Decoding Respiratory Signals from LFP in Olfactory Bulb based on ConvLSTM Framework

Abstract:
Respiratory signals are crucial for decoding olfactory neural circuits and understanding respiration-entrained local field potential (LFP) rhythms. Acquiring high-precision respiratory signals often requires additional equipment, increasing the experimental burden, particularly in free-moving paradigms. However, within the current neuroscience paradigm, we have not yet found a non-invasive method for obtaining the respiratory signals of laboratory animals. To minimize surgical trauma to experimental animals, this paper introduces a ConvLSTM-based decoding method, which uses the LFP from the olfactory bulb (OB) region of animals to accurately decode respiratory signals.

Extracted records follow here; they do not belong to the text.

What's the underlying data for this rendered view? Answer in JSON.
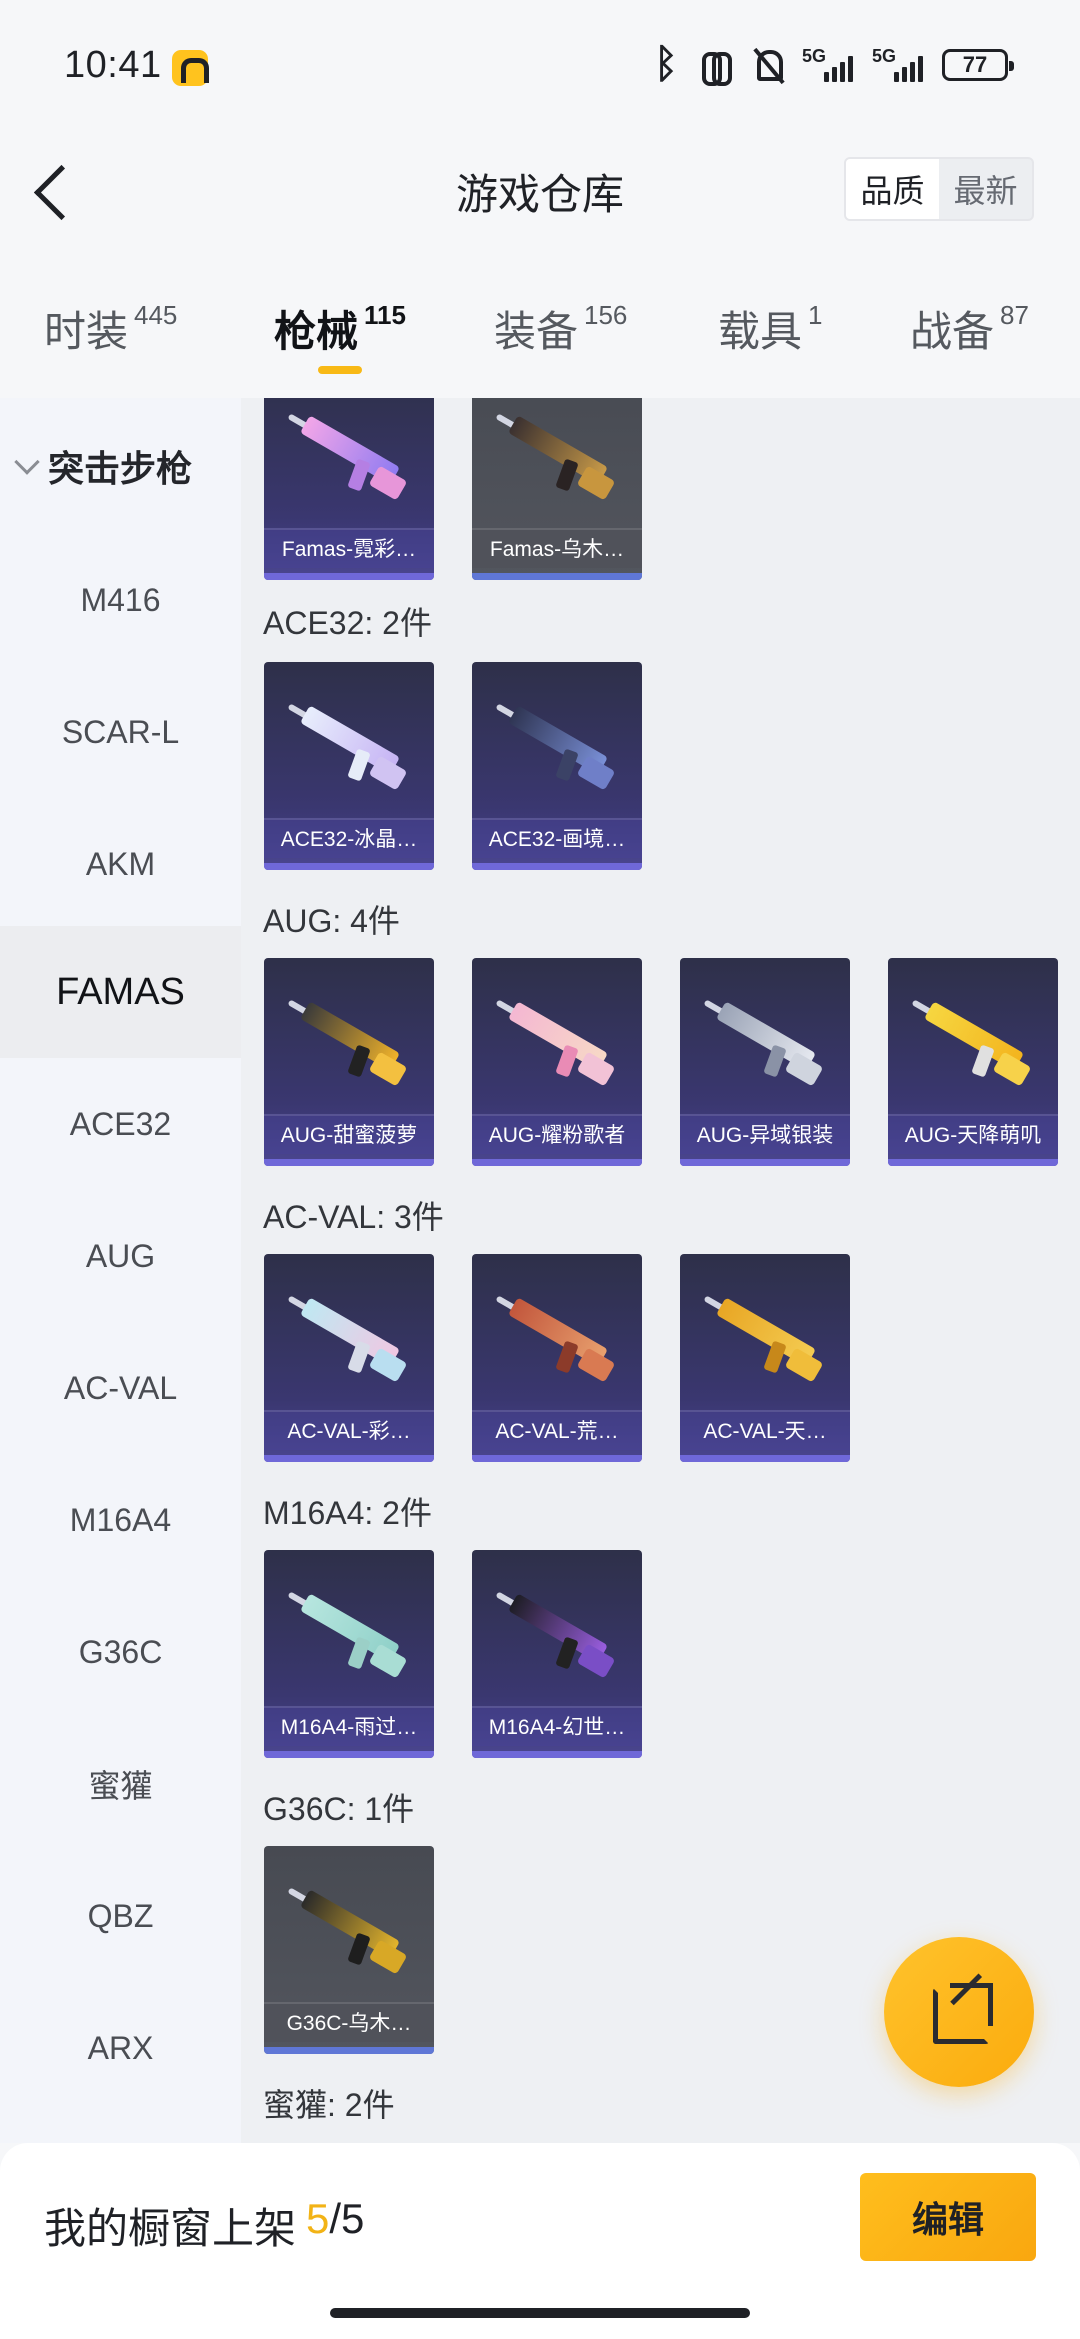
{
  "status_bar": {
    "time": "10:41",
    "battery": "77",
    "network": [
      "5G",
      "5G"
    ],
    "icons": [
      "bluetooth-icon",
      "earbuds-icon",
      "mute-icon",
      "signal-icon",
      "battery-icon"
    ]
  },
  "header": {
    "title": "游戏仓库",
    "sort_options": [
      "品质",
      "最新"
    ],
    "sort_active": "品质"
  },
  "tabs": [
    {
      "label": "时装",
      "count": "445"
    },
    {
      "label": "枪械",
      "count": "115",
      "active": true
    },
    {
      "label": "装备",
      "count": "156"
    },
    {
      "label": "载具",
      "count": "1"
    },
    {
      "label": "战备",
      "count": "87"
    }
  ],
  "sidebar": {
    "category": "突击步枪",
    "items": [
      "M416",
      "SCAR-L",
      "AKM",
      "FAMAS",
      "ACE32",
      "AUG",
      "AC-VAL",
      "M16A4",
      "G36C",
      "蜜獾",
      "QBZ",
      "ARX"
    ],
    "active": "FAMAS"
  },
  "groups": [
    {
      "title": "",
      "items": [
        {
          "name": "Famas-霓彩…",
          "gray": false
        },
        {
          "name": "Famas-乌木…",
          "gray": true
        }
      ]
    },
    {
      "title": "ACE32: 2件",
      "items": [
        {
          "name": "ACE32-冰晶…",
          "gray": false
        },
        {
          "name": "ACE32-画境…",
          "gray": false
        }
      ]
    },
    {
      "title": "AUG: 4件",
      "items": [
        {
          "name": "AUG-甜蜜菠萝",
          "gray": false
        },
        {
          "name": "AUG-耀粉歌者",
          "gray": false
        },
        {
          "name": "AUG-异域银装",
          "gray": false
        },
        {
          "name": "AUG-天降萌叽",
          "gray": false
        }
      ]
    },
    {
      "title": "AC-VAL: 3件",
      "items": [
        {
          "name": "AC-VAL-彩…",
          "gray": false
        },
        {
          "name": "AC-VAL-荒…",
          "gray": false
        },
        {
          "name": "AC-VAL-天…",
          "gray": false
        }
      ]
    },
    {
      "title": "M16A4: 2件",
      "items": [
        {
          "name": "M16A4-雨过…",
          "gray": false
        },
        {
          "name": "M16A4-幻世…",
          "gray": false
        }
      ]
    },
    {
      "title": "G36C: 1件",
      "items": [
        {
          "name": "G36C-乌木…",
          "gray": true
        }
      ]
    },
    {
      "title": "蜜獾: 2件",
      "items": []
    }
  ],
  "bottom_bar": {
    "label": "我的橱窗上架",
    "count_current": "5",
    "count_total": "/5",
    "edit_label": "编辑"
  },
  "colors": {
    "accent": "#f8b916",
    "card_bg": "#3a3770",
    "card_bar": "#6f68d8"
  }
}
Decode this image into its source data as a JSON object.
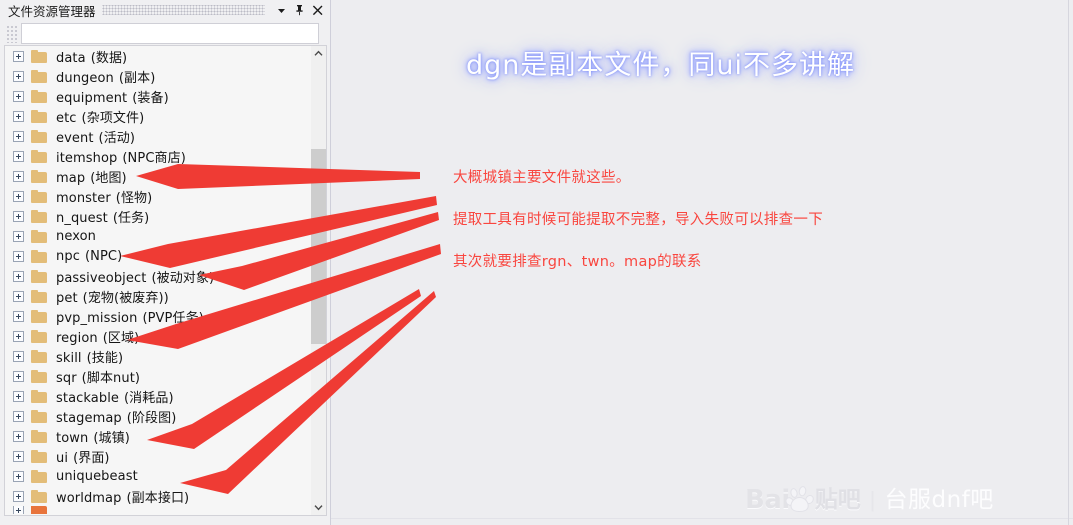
{
  "panel": {
    "title": "文件资源管理器",
    "titlebar_buttons": [
      {
        "name": "dropdown",
        "glyph": "▾"
      },
      {
        "name": "pin",
        "glyph": "pin"
      },
      {
        "name": "close",
        "glyph": "✕"
      }
    ],
    "search": {
      "value": "",
      "placeholder": ""
    },
    "scroll": {
      "up_glyph": "⌃",
      "down_glyph": "⌄"
    },
    "tree": [
      {
        "name": "data",
        "cn": "(数据)"
      },
      {
        "name": "dungeon",
        "cn": "(副本)"
      },
      {
        "name": "equipment",
        "cn": "(装备)"
      },
      {
        "name": "etc",
        "cn": "(杂项文件)"
      },
      {
        "name": "event",
        "cn": "(活动)"
      },
      {
        "name": "itemshop",
        "cn": "(NPC商店)"
      },
      {
        "name": "map",
        "cn": "(地图)"
      },
      {
        "name": "monster",
        "cn": "(怪物)"
      },
      {
        "name": "n_quest",
        "cn": "(任务)"
      },
      {
        "name": "nexon",
        "cn": ""
      },
      {
        "name": "npc",
        "cn": "(NPC)"
      },
      {
        "name": "passiveobject",
        "cn": "(被动对象)"
      },
      {
        "name": "pet",
        "cn": "(宠物(被废弃))"
      },
      {
        "name": "pvp_mission",
        "cn": "(PVP任务)"
      },
      {
        "name": "region",
        "cn": "(区域)"
      },
      {
        "name": "skill",
        "cn": "(技能)"
      },
      {
        "name": "sqr",
        "cn": "(脚本nut)"
      },
      {
        "name": "stackable",
        "cn": "(消耗品)"
      },
      {
        "name": "stagemap",
        "cn": "(阶段图)"
      },
      {
        "name": "town",
        "cn": "(城镇)"
      },
      {
        "name": "ui",
        "cn": "(界面)"
      },
      {
        "name": "uniquebeast",
        "cn": ""
      },
      {
        "name": "worldmap",
        "cn": "(副本接口)"
      }
    ]
  },
  "content": {
    "headline": "dgn是副本文件，同ui不多讲解",
    "notes": [
      "大概城镇主要文件就这些。",
      "提取工具有时候可能提取不完整，导入失败可以排查一下",
      "其次就要排查rgn、twn。map的联系"
    ]
  },
  "watermark": {
    "baidu": "Bai",
    "tieba": "贴吧",
    "separator": "|",
    "forum": "台服dnf吧"
  },
  "colors": {
    "background": "#ededf0",
    "panel": "#f0f0f2",
    "tree_bg": "#f6f6f6",
    "folder": "#e3bd79",
    "arrow_red": "#ef3b34",
    "note_red": "#f9463f",
    "headline_glow": "#93a0fb"
  }
}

After validating the effectiveness of the ConvLSTM method through comparative experiments, we further investigated the factors influencing the model's decoding performance. The Γ frequency band exhibited the best decoding results, with a mean absolute error (MAE) of 0.16±0.09, which may be related to the causal direction from respiratory signals to Γ rhythms. Additionally, the ConvLSTM model demonstrated strong trend prediction capabilities in multi-sequence point predictions and forward predictions, despite a slight decline in single-point prediction accuracy. Extensive validation on publicly available datasets indicates that the ConvLSTM-based respiratory decoding approach is highly applicable, offering a non-invasive alternative for respiratory signal acquisition in animal studies.